Taking a page from such chambers, M4MM is working on setting up a virtual marketplace to connect its members. “They can go on there and be able to see if there’s any businesses that would meet some of the criteria that they’re looking for,” McCarthy said. “The industry as a whole would be able to go and see these businesses and be able to say, ‘Hey, I want to do business,’ or ‘I want to learn about you’ or what have you.”

A Local Stock Exchange in Michigan

Michigan may soon make new opportunities available to cannabis operators and investors. Cimone Casson, owner of insurance company Cannas Capital and Michigan chapter president of M4MM, is working with regulators on a local stock exchange for the state’s cannabis businesses called the Michigan Marijuana Market (MMM).

A crowdfunding solution made possible under Regulation Crowdfunding (REG CF) via the 2012 JOBS Act and the Michigan Invests Locally Exemption (M.I.L.E.) Act, MMM and aims to help people of color and others to conduct business in the space. It will be administered by MRA and could launch as soon as March 2021, Casson told CBT and CD.

To qualify, cannabis businesses must prove they are operating legally, with up-to-date licensing and permitting, and other documentation, Casson said. “In addition to that, there’s also some stays in there for the investors,” Casson said, adding that those investors must be Michigan residents. “Investors can only invest so much of their net income. The maximum amount that they would be able to invest is $10,000 per entity. No entity can be on another platform at that point so that there’s no dilution of shares.”
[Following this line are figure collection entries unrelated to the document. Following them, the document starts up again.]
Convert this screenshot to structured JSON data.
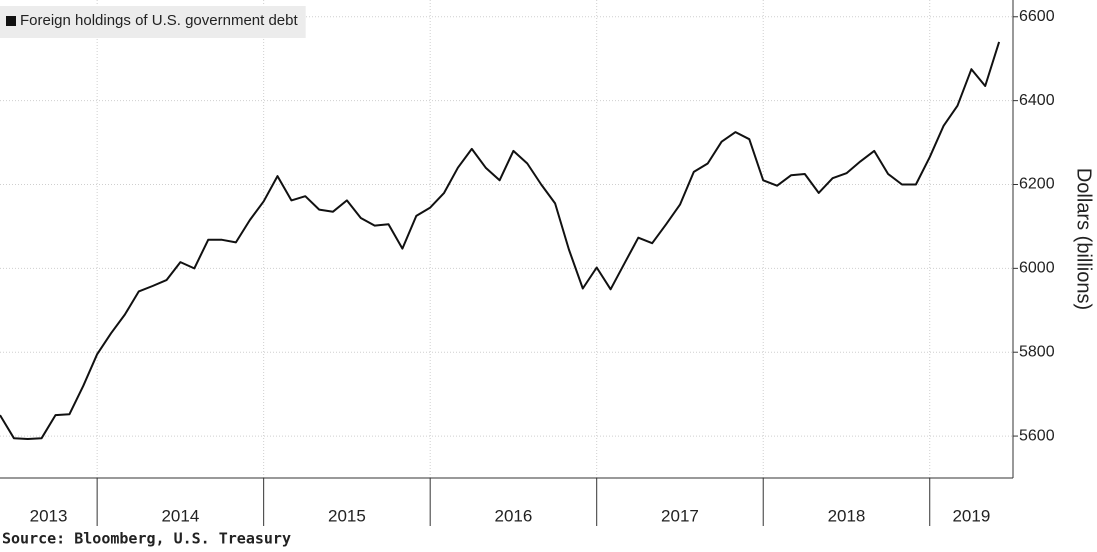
{
  "chart_data": {
    "type": "line",
    "series": [
      {
        "name": "Foreign holdings of U.S. government debt",
        "color": "#111111",
        "values": [
          5650,
          5595,
          5593,
          5595,
          5650,
          5652,
          5720,
          5795,
          5845,
          5890,
          5945,
          5958,
          5972,
          6015,
          6000,
          6068,
          6068,
          6062,
          6115,
          6160,
          6220,
          6162,
          6172,
          6140,
          6135,
          6162,
          6120,
          6102,
          6105,
          6047,
          6125,
          6145,
          6180,
          6240,
          6285,
          6240,
          6210,
          6280,
          6250,
          6200,
          6155,
          6045,
          5952,
          6002,
          5950,
          6012,
          6073,
          6060,
          6105,
          6152,
          6230,
          6250,
          6302,
          6325,
          6308,
          6210,
          6197,
          6222,
          6225,
          6180,
          6215,
          6227,
          6255,
          6280,
          6225,
          6200,
          6200,
          6265,
          6340,
          6388,
          6475,
          6435,
          6540
        ]
      }
    ],
    "x": [
      "2013-06",
      "2013-07",
      "2013-08",
      "2013-09",
      "2013-10",
      "2013-11",
      "2013-12",
      "2014-01",
      "2014-02",
      "2014-03",
      "2014-04",
      "2014-05",
      "2014-06",
      "2014-07",
      "2014-08",
      "2014-09",
      "2014-10",
      "2014-11",
      "2014-12",
      "2015-01",
      "2015-02",
      "2015-03",
      "2015-04",
      "2015-05",
      "2015-06",
      "2015-07",
      "2015-08",
      "2015-09",
      "2015-10",
      "2015-11",
      "2015-12",
      "2016-01",
      "2016-02",
      "2016-03",
      "2016-04",
      "2016-05",
      "2016-06",
      "2016-07",
      "2016-08",
      "2016-09",
      "2016-10",
      "2016-11",
      "2016-12",
      "2017-01",
      "2017-02",
      "2017-03",
      "2017-04",
      "2017-05",
      "2017-06",
      "2017-07",
      "2017-08",
      "2017-09",
      "2017-10",
      "2017-11",
      "2017-12",
      "2018-01",
      "2018-02",
      "2018-03",
      "2018-04",
      "2018-05",
      "2018-06",
      "2018-07",
      "2018-08",
      "2018-09",
      "2018-10",
      "2018-11",
      "2018-12",
      "2019-01",
      "2019-02",
      "2019-03",
      "2019-04",
      "2019-05",
      "2019-06"
    ],
    "xlim": [
      "2013-06",
      "2019-07"
    ],
    "xticks": [
      "2014-01",
      "2015-01",
      "2016-01",
      "2017-01",
      "2018-01",
      "2019-01"
    ],
    "xlabels": [
      "2013",
      "2014",
      "2015",
      "2016",
      "2017",
      "2018",
      "2019"
    ],
    "ylim": [
      5500,
      6640
    ],
    "yticks": [
      5600,
      5800,
      6000,
      6200,
      6400,
      6600
    ],
    "ylabel": "Dollars (billions)",
    "grid": true,
    "legend": "top-left",
    "source": "Source: Bloomberg, U.S. Treasury"
  }
}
MMM allows people to “buy back into their neighborhoods,” Casson said, adding that ”it creates a way for astrong pathway of ownershipforpeople of Black and Brown color because these particular businesses will be in what we consider social-equity zones, which would be the communities that were most disenfranchised.

“With this being said, we still put in some pillars to make sure that it’s not predatory, meaning that there’s a certain percentage of ownership that must be owned by someone from the community.”

Looking back on social equity developments in Michigan in 2020, Casson points to the state’s establishment of a social equity team, which is looking into numerous initiatives to increase industry participation for minorities and other people who have been affected by the War on Drugs.

“What the goal is, is really for us to let the market reflect the demographics,” Casson said of Michigan’s cannabis marketplace.

Speaking about the U.S., McCarthy shared a similar sentiment, taking a moment to applaud the diversity at Trulieve, a cannabis dispensary and delivery multi-state operator based in Florida—the same state where M4MM is headquartered—and one of M4MM’s major corporate partners.

“If you were to go inside their plant, the diversity they have inside their plant—it mirrors the diversity that you see in our country. It’s old people, it’s young people, it’s Black people, and they’re in various stages of supervisory positions and what have you,” McCarthy said. “We just want to see more of that in 2021; we want to see that the inside of these companies are looking like the communities that they’re serving.”